En el currículum del fiscal figura su papel como testigo en la causa que se le sigue a Adolfo Scilingo, quien admitió los vuelos de la muerte durante la dictadura. Y también en la causa contra el represor Ricardo Miguel Cavallo. Cañón aludió en su momento ante el ministro de Defensa de la Alianza, Ricardo López Murphy, sobre una maniobra procesal para sustraer a Cavallo, para que no se haga efectivo el pedido de extradición formulado por España.
En aquella oportunidad, Cañón se presentó como integrante de la Comisión Provincial de la Memoria e hizo referencia a los Juicios por la Verdad. Y, según contó después, le pidió a López Murhpy la transferencia del espacio físico donde funcionó el “centro clandestino de detención” de Bahía Blanca, conocido como “La Escuelita”, para recuperar ese lugar y destinarlo a la concreción de un proyecto dirigido a preservar la memoria.

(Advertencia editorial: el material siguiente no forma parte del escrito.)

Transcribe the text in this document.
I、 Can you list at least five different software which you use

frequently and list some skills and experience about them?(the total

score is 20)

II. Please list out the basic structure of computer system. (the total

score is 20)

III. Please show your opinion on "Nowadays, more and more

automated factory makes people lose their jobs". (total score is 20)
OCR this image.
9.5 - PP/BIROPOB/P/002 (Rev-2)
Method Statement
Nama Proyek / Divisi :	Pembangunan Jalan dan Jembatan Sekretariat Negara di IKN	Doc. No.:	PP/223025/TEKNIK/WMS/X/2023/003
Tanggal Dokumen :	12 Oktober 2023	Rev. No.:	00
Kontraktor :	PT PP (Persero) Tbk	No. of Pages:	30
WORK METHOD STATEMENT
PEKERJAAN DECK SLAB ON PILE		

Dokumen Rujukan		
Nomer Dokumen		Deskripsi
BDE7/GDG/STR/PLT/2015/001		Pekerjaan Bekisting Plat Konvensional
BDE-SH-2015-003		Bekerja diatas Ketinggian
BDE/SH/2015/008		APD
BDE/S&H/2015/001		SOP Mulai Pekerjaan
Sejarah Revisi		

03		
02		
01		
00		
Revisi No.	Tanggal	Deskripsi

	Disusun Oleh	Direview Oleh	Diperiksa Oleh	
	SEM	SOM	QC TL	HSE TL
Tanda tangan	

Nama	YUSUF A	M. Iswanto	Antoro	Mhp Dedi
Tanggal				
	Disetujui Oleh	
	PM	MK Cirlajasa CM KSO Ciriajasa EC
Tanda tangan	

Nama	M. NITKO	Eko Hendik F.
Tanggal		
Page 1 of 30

“Indicamos –dijo entonces– que por allí pasaron cientos de vecinos de la ciudad y de las provincias de Río Negro y Neuquén; que algunos de ellos son sobrevivientes y testimonios vivos del terror, otros fueron asesinados en enfrentamientos fraguados y muchos permanecen en esa condición aberrante de ‘desaparecidos’. Además, que nacieron en el lugar niños que aún hoy continuamos buscando.”